No Brasil, de acordo com o Dicionário do nosso blogueiro Victor Melo, desde 1850 registravam-se aulas de ginástica oferecidas em salas como as de Bernardo Bidegorry, na Travessa do Paço, no Rio de Janeiro, cujo objetivo era o tratamento de fraquezas e deformidades. Na primeira década do século XX, lojas como a Casa Edison, também no Rio, comercializavam “aparelhos de força usados na Europa e nos Estados Unidos, inclusive Sandows” (MELO, Victor. Dicionário do esporte no Brasil: do século XIX ao início do século XX. Campinas, SP: Autores Associados, 2007, p. 78).

Por volta das décadas de 1930 e 1940, nota-se a ampliação e consolidação de toda uma rede de instituições ligadas a esse tipo de cultura do corpo. Esse processo ia desde a multiplicação de revistas ou empresas de equipamentos e suplementação alimentar, até o aumento do número de competições de exibição muscular. Os irmãos canadenses Joe e Ben Weider foram os que provavelmente melhor exploraram comercialmente tudo isso. Fundaram uma Federação Internacional de Fisiculturismo (International Federation of Bodybuilders), seguida pela realização de um torneio que receberia o nome de Mr.

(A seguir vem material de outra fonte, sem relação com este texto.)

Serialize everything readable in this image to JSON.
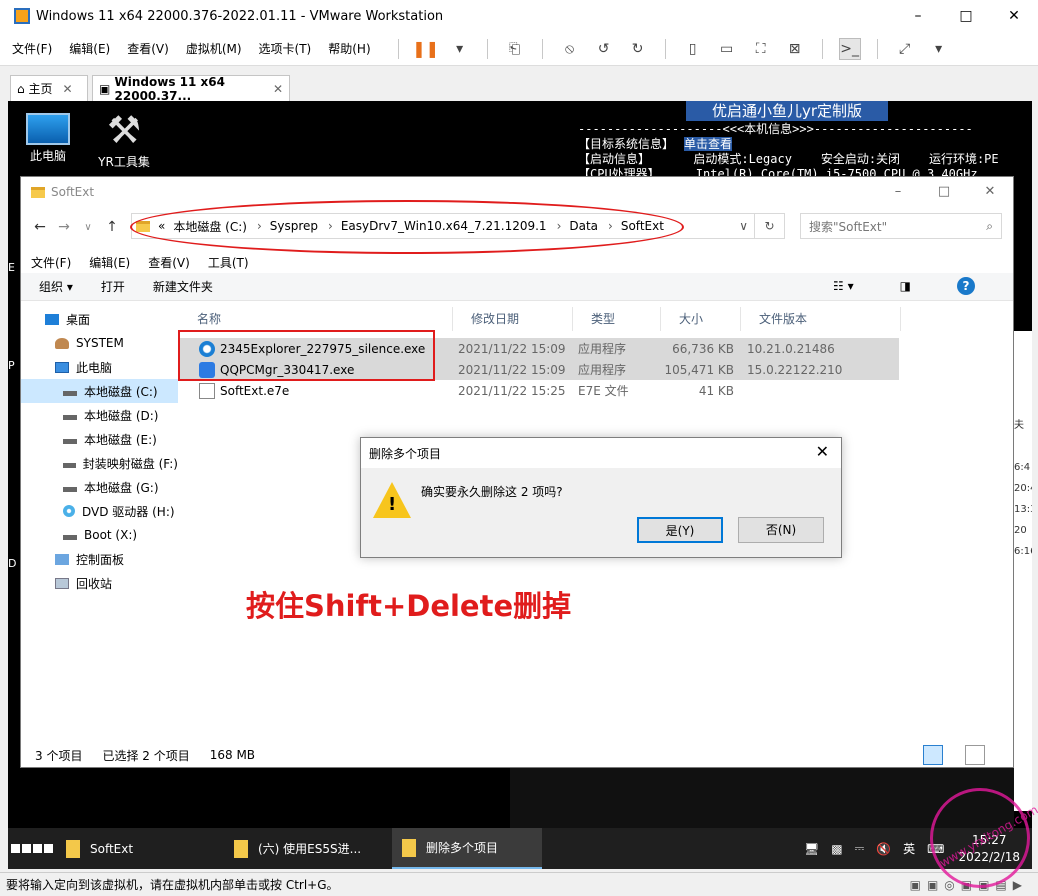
{
  "vmware": {
    "title": "Windows 11 x64 22000.376-2022.01.11 - VMware Workstation",
    "menu": [
      "文件(F)",
      "编辑(E)",
      "查看(V)",
      "虚拟机(M)",
      "选项卡(T)",
      "帮助(H)"
    ],
    "tabs": [
      {
        "label": "主页"
      },
      {
        "label": "Windows 11 x64 22000.37..."
      }
    ],
    "status_text": "要将输入定向到该虚拟机，请在虚拟机内部单击或按 Ctrl+G。"
  },
  "desktop": {
    "icons": [
      {
        "label": "此电脑"
      },
      {
        "label": "YR工具集"
      }
    ],
    "banner": "优启通小鱼儿yr定制版",
    "console_lines": {
      "line1": "--------------------<<<本机信息>>>----------------------",
      "line2_a": "【目标系统信息】",
      "line2_b": "单击查看",
      "line3": "【启动信息】      启动模式:Legacy    安全启动:关闭    运行环境:PE",
      "line4": "【CPU处理器】     Intel(R) Core(TM) i5-7500 CPU @ 3.40GHz"
    },
    "left_edge_letters": [
      "E",
      "P",
      "D"
    ],
    "right_strip": [
      "",
      "",
      "",
      "",
      "夫",
      "",
      "6:4",
      "20:4",
      "13:3",
      "20",
      "6:16"
    ]
  },
  "explorer": {
    "title": "SoftExt",
    "address": {
      "prefix": "«",
      "segments": [
        "本地磁盘 (C:)",
        "Sysprep",
        "EasyDrv7_Win10.x64_7.21.1209.1",
        "Data",
        "SoftExt"
      ]
    },
    "search_placeholder": "搜索\"SoftExt\"",
    "menu": [
      "文件(F)",
      "编辑(E)",
      "查看(V)",
      "工具(T)"
    ],
    "commands": [
      "组织 ▾",
      "打开",
      "新建文件夹"
    ],
    "nav_items": [
      {
        "label": "桌面",
        "icon": "desktop"
      },
      {
        "label": "SYSTEM",
        "icon": "user"
      },
      {
        "label": "此电脑",
        "icon": "pc"
      },
      {
        "label": "本地磁盘 (C:)",
        "icon": "disk"
      },
      {
        "label": "本地磁盘 (D:)",
        "icon": "disk"
      },
      {
        "label": "本地磁盘 (E:)",
        "icon": "disk"
      },
      {
        "label": "封装映射磁盘 (F:)",
        "icon": "disk"
      },
      {
        "label": "本地磁盘 (G:)",
        "icon": "disk"
      },
      {
        "label": "DVD 驱动器 (H:)",
        "icon": "dvd"
      },
      {
        "label": "Boot (X:)",
        "icon": "disk"
      },
      {
        "label": "控制面板",
        "icon": "control-panel"
      },
      {
        "label": "回收站",
        "icon": "recycle-bin"
      }
    ],
    "columns": [
      "名称",
      "修改日期",
      "类型",
      "大小",
      "文件版本"
    ],
    "files": [
      {
        "name": "2345Explorer_227975_silence.exe",
        "date": "2021/11/22 15:09",
        "type": "应用程序",
        "size": "66,736 KB",
        "version": "10.21.0.21486"
      },
      {
        "name": "QQPCMgr_330417.exe",
        "date": "2021/11/22 15:09",
        "type": "应用程序",
        "size": "105,471 KB",
        "version": "15.0.22122.210"
      },
      {
        "name": "SoftExt.e7e",
        "date": "2021/11/22 15:25",
        "type": "E7E 文件",
        "size": "41 KB",
        "version": ""
      }
    ],
    "status": {
      "count": "3 个项目",
      "selected": "已选择 2 个项目",
      "size": "168 MB"
    }
  },
  "dialog": {
    "title": "删除多个项目",
    "message": "确实要永久删除这 2 项吗?",
    "yes": "是(Y)",
    "no": "否(N)"
  },
  "annotation": "按住Shift+Delete删掉",
  "taskbar": {
    "items": [
      "SoftExt",
      "(六) 使用ES5S进...",
      "删除多个项目"
    ],
    "ime": "英",
    "time": "15:27",
    "date": "2022/2/18"
  },
  "watermark": "www.yrxitong.com",
  "colors": {
    "annotation_red": "#e01c1c",
    "selection_blue": "#cce8ff",
    "accent": "#0078d7"
  }
}
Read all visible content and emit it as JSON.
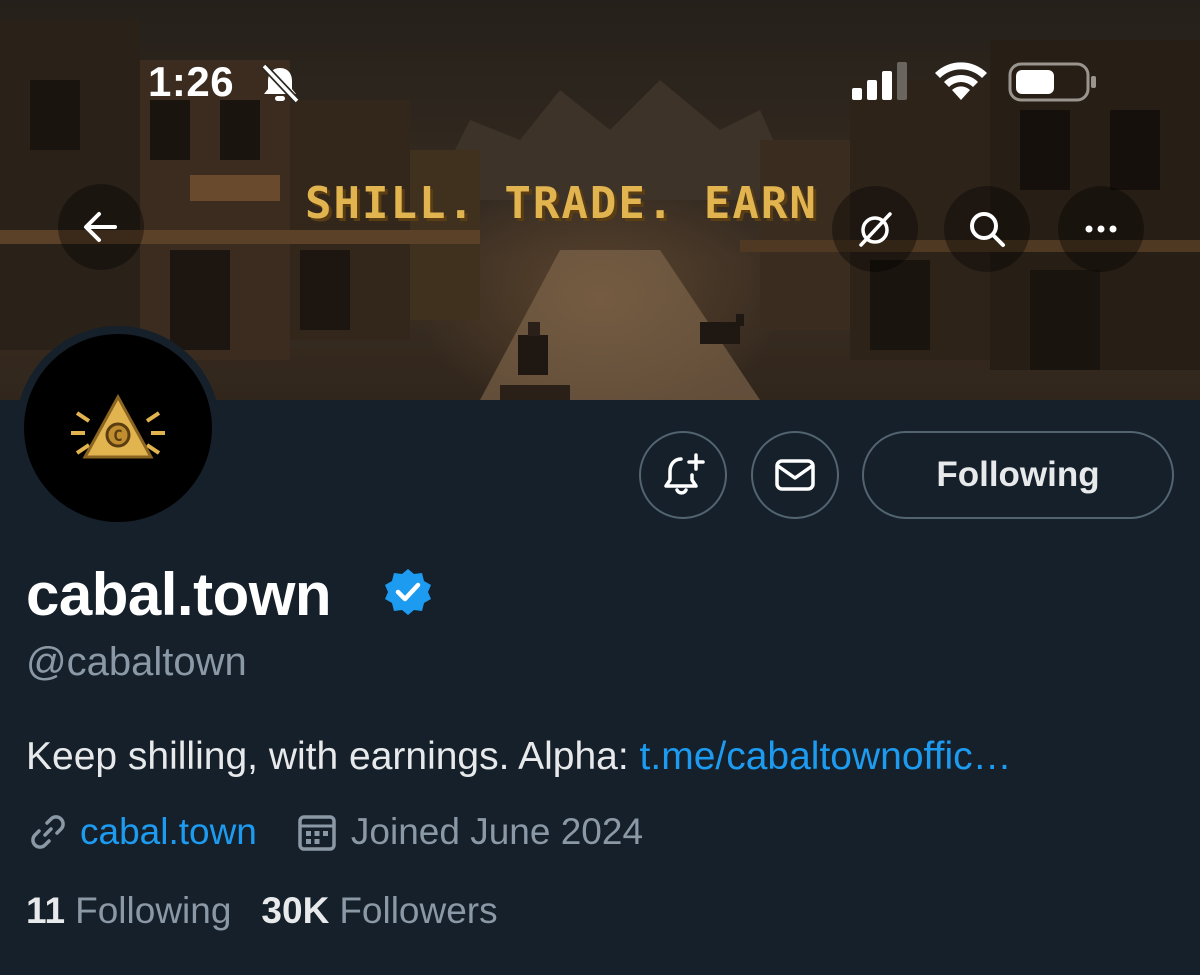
{
  "status_bar": {
    "time": "1:26",
    "mute_icon": "bell-slash-icon",
    "signal_icon": "cellular-signal-icon",
    "wifi_icon": "wifi-icon",
    "battery_icon": "battery-icon"
  },
  "banner": {
    "text": "SHILL. TRADE. EARN",
    "text_color": "#e2b44f"
  },
  "nav": {
    "back_icon": "arrow-left-icon",
    "grok_icon": "grok-icon",
    "search_icon": "search-icon",
    "more_icon": "ellipsis-icon"
  },
  "actions": {
    "notify_icon": "bell-plus-icon",
    "message_icon": "envelope-icon",
    "following_label": "Following"
  },
  "profile": {
    "display_name": "cabal.town",
    "handle": "@cabaltown",
    "bio_text": "Keep shilling, with earnings. Alpha: ",
    "bio_link": "t.me/cabaltownoffic…",
    "website": "cabal.town",
    "joined": "Joined June 2024",
    "verified_color": "#1d9bf0"
  },
  "stats": {
    "following_count": "11",
    "following_label": "Following",
    "followers_count": "30K",
    "followers_label": "Followers"
  },
  "colors": {
    "background": "#15202b",
    "accent": "#1d9bf0",
    "muted_text": "#8b98a5",
    "border": "#536471"
  }
}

Universo. É a época em que recursos para exercícios ao ar livre foram instalados na Califórnia, até uma hoje uma Meca para os aficionados em musculação, especialmente depois que um homem chamado Joe Gold, em 1965, inaugurou uma academia que logo se tornaria um templo para muitos fisiculturistas: a Gold Gym. Nesse mesmo ano de 1965, foi criado o torneio do Mr. Olympia, uma espécie de Copa do Mundo do fisiculturismo, marcando o início da chamada “era de ouro” do fisiculturismo.